Typically, the detector of a laser beam receiver includes an avalanche photo diode (APD) which is capable of amplifying the incoming light so that the informational data which is being carried thereon can be easily retrieved and used. Of no small concern is the ability of the detector to handle the data that is carried on the laser beam. It happens that detectors with active areas (also referred to as apertures) which have diameters of approximately five hundred microns (500 .mu.m) are capable of handling about four to five hundred Megabits per second (400-500 Mb/s). It is known, however, that smaller apertures are capable of handling even larger volumes of data. Specifically, it is known that detectors with active areas which are approximately one hundred and fifty microns in diameter (150 .mu.m) are capable of handling laser beam data transmission that are somewhere between six hundred and twenty two Megabits per second and one and two tenths Gigabits per second (622 Mb/s-1.2 Gb/s). This increase is significant and cannot be ignored. With the use of a smaller aperture (active area), however, there is increased difficulty in establishing the focus of the laser beam on the aperture.
The nature of the problem involved in establishing and maintaining the focus of a laser beam on the aperture of a detector in a laser beam receiver is at least three-fold. First, the use of a very small aperture (i.e. 150 .mu.m diameter) requires a very precise alignment of the laser beam focal point with the aperture. Second, due to the small scales that are involved, alignment adjustments of the laser beam's focal point is a sensitive operation which requires effective monitoring. Third, without specifically dedicated equipment, the compactness and confined space requirements of a laser beam receiver make direct visual references for the alignment of the laser beam focal point with the detector aperture virtually impossible.

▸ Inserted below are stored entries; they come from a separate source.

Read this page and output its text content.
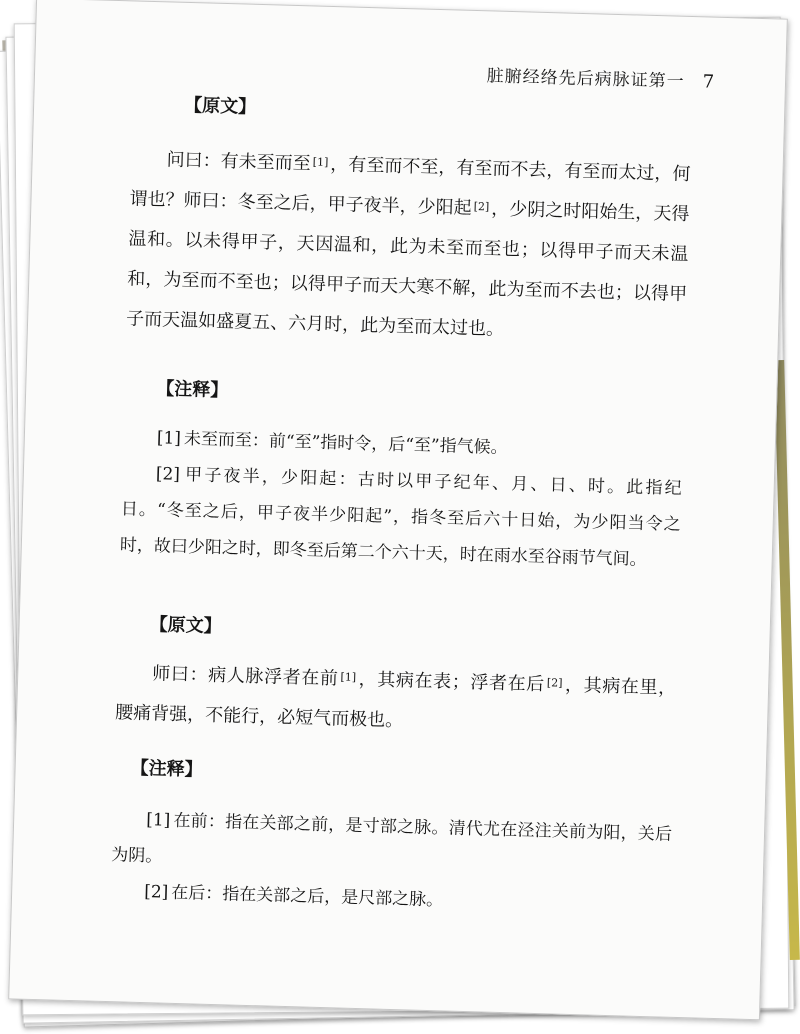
脏腑经络先后病脉证第一 7
【原文】
问曰：有未至而至 [1]，有至而不至，有至而不去，有至而太过，何谓也？师曰：冬至之后，甲子夜半，少阳起 [2]，少阴之时阳始生，天得温和。以未得甲子，天因温和，此为未至而至也；以得甲子而天未温和，为至而不至也；以得甲子而天大寒不解，此为至而不去也；以得甲子而天温如盛夏五、六月时，此为至而太过也。
【注释】
[1] 未至而至：前“至”指时令，后“至”指气候。
[2] 甲子夜半，少阳起：古时以甲子纪年、月、日、时。此指纪日。“冬至之后，甲子夜半少阳起”，指冬至后六十日始，为少阳当令之时，故曰少阳之时，即冬至后第二个六十天，时在雨水至谷雨节气间。
【原文】
师曰：病人脉浮者在前 [1]，其病在表；浮者在后 [2]，其病在里，腰痛背强，不能行，必短气而极也。
【注释】
[1] 在前：指在关部之前，是寸部之脉。清代尤在泾注关前为阳，关后为阴。
[2] 在后：指在关部之后，是尺部之脉。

In light of the above it is an object of the present invention to provide a laser beam receiver, and a method for aligning the optical components of such a receiver, which use light reflected out of the laser beam path to reference the detector aperture, and to establish the location of the laser beam focal point relative to the aperture. It is another object of the present invention to provide a laser beam receiver, and a method for aligning the optical components of such a receiver, which establish a common grid coordinate system for locating both the detector aperture and the focal point of the laser beam on the detector relative to the aperture. Still another object of the present invention is to provide a laser beam receiver, and a method for aligning the optical components of such a receiver, which allow for visually controlling the remote adjustment of optical components without removing or disrupting other components. Another object of the present invention is to provide a laser beam receiver, and a method for aligning the optical components of such a receiver, which use light collected from behind an obscuration in the beam to reference the detector aperture and to establish the laser beam focal point relative to the aperture. Yet another object of the present invention is to provide a laser beam receiver with properly aligned optical components which is simple to use, relatively easy to manufacture, and comparatively cost effective.